“Mrs. Catherine is in the library, Miss Anne,” repeated a dark, thin, elfin-like girl, who sat on the sill of a deep window, reading, and hiding her book beneath the stocking which she ought to have been knitting, as she threw furtive glances to the door of the housekeeper’s especial sanctum: “but there’s gentlemen with her. It’s a business day.”

“I suppose you may admit me, Jacky,” said Anne. “Mrs. Catherine expects me.”

“Mr. Walter Foreman’s in, Miss Anne,” said Jacky.

“And what then?” said Anne, smiling.

“And Mr. Ferguson, the factor from Strathoran,” said the girl, gravely, taking up, with a look of abstraction, some dropt loops in her neglected stocking.

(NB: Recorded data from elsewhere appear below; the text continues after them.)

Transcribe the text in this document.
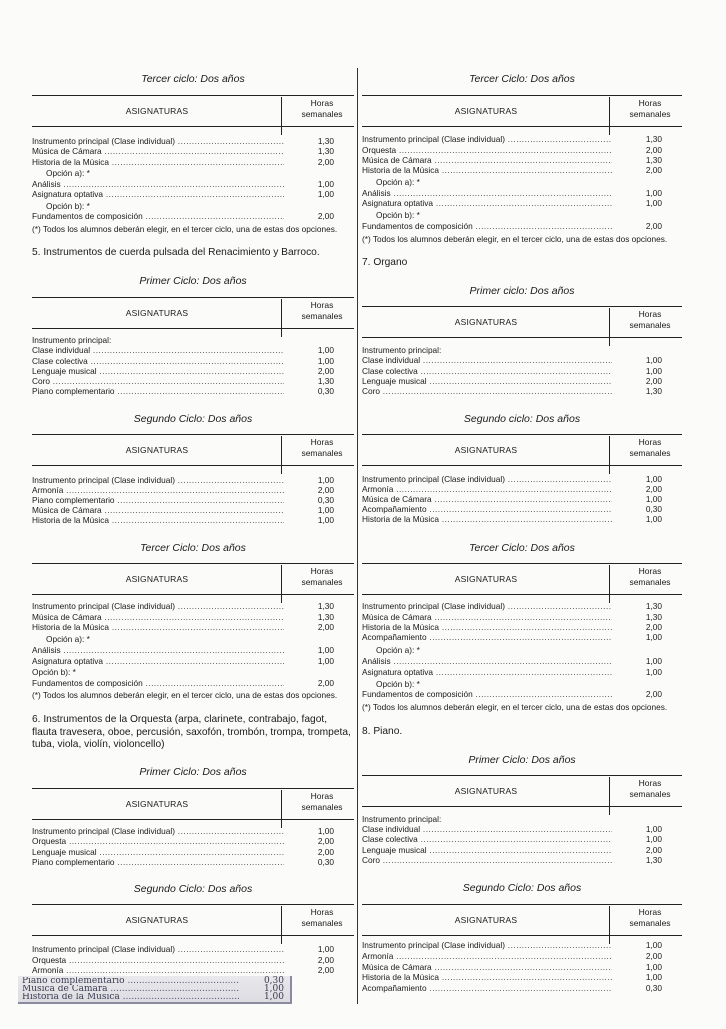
Tercer ciclo: Dos años
ASIGNATURAS
Horas semanales
Instrumento principal (Clase individual) .....	1,30
Música de Cámara .....	1,30
Historia de la Música .....	2,00
Opción a): *
Análisis .....	1,00
Asignatura optativa .....	1,00
Opción b): *
Fundamentos de composición .....	2,00
(*) Todos los alumnos deberán elegir, en el tercer ciclo, una de estas dos opciones.
5. Instrumentos de cuerda pulsada del Renacimiento y Barroco.
Primer Ciclo: Dos años
ASIGNATURAS
Horas semanales
Instrumento principal:
Clase individual .....	1,00
Clase colectiva .....	1,00
Lenguaje musical .....	2,00
Coro .....	1,30
Piano complementario .....	0,30
Segundo Ciclo: Dos años
ASIGNATURAS
Horas semanales
Instrumento principal (Clase individual) .....	1,00
Armonía .....	2,00
Piano complementario .....	0,30
Música de Cámara .....	1,00
Historia de la Música .....	1,00
Tercer Ciclo: Dos años
ASIGNATURAS
Horas semanales
Instrumento principal (Clase individual) .....	1,30
Música de Cámara .....	1,30
Historia de la Música .....	2,00
Opción a): *
Análisis .....	1,00
Asignatura optativa .....	1,00
Opción b): *
Fundamentos de composición .....	2,00
(*) Todos los alumnos deberán elegir, en el tercer ciclo, una de estas dos opciones.
6. Instrumentos de la Orquesta (arpa, clarinete, contrabajo, fagot, flauta travesera, oboe, percusión, saxofón, trombón, trompa, trompeta, tuba, viola, violín, violoncello)
Primer Ciclo: Dos años
ASIGNATURAS
Horas semanales
Instrumento principal (Clase individual) .....	1,00
Orquesta .....	2,00
Lenguaje musical .....	2,00
Piano complementario .....	0,30
Segundo Ciclo: Dos años
ASIGNATURAS
Horas semanales
Instrumento principal (Clase individual) .....	1,00
Orquesta .....	2,00
Armonía .....	2,00
Tercer Ciclo: Dos años
ASIGNATURAS
Horas semanales
Instrumento principal (Clase individual) .....	1,30
Orquesta .....	2,00
Música de Cámara .....	1,30
Historia de la Música .....	2,00
Opción a): *
Análisis .....	1,00
Asignatura optativa .....	1,00
Opción b): *
Fundamentos de composición .....	2,00
(*) Todos los alumnos deberán elegir, en el tercer ciclo, una de estas dos opciones.
7. Organo
Primer ciclo: Dos años
ASIGNATURAS
Horas semanales
Instrumento principal:
Clase individual .....	1,00
Clase colectiva .....	1,00
Lenguaje musical .....	2,00
Coro .....	1,30
Segundo ciclo: Dos años
ASIGNATURAS
Horas semanales
Instrumento principal (Clase individual) .....	1,00
Armonía .....	2,00
Música de Cámara .....	1,00
Acompañamiento .....	0,30
Historia de la Música .....	1,00
Tercer Ciclo: Dos años
ASIGNATURAS
Horas semanales
Instrumento principal (Clase individual) .....	1,30
Música de Cámara .....	1,30
Historia de la Música .....	2,00
Acompañamiento .....	1,00
Opción a): *
Análisis .....	1,00
Asignatura optativa .....	1,00
Opción b): *
Fundamentos de composición .....	2,00
(*) Todos los alumnos deberán elegir, en el tercer ciclo, una de estas dos opciones.
8. Piano.
Primer Ciclo: Dos años
ASIGNATURAS
Horas semanales
Instrumento principal:
Clase individual .....	1,00
Clase colectiva .....	1,00
Lenguaje musical .....	2,00
Coro .....	1,30
Segundo Ciclo: Dos años
ASIGNATURAS
Horas semanales
Instrumento principal (Clase individual) .....	1,00
Armonía .....	2,00
Música de Cámara .....	1,00
Historia de la Música .....	1,00
Acompañamiento .....	0,30
Piano complementario .....	0,30
Música de Cámara .....	1,00
Historia de la Música .....	1,00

“Then I will go to the drawing-room,” said Anne. “Tell me, Jacky, when Mrs. Catherine is disengaged.”

“And Miss Anne,” said Jacky, starting, as Anne was about to pass on, “the young lady’s coming.”

“So I have heard,” said Anne.

“And she’s to get the mid-chamber,” said Jacky, “and the chairs have come out of the big room in the west tower. You never saw them, Miss Anne. Will you come?” And Jacky jerked her thin, angular frame off her seat, and threw down book and stocking.

“What have you been reading, Jacky?” said Anne.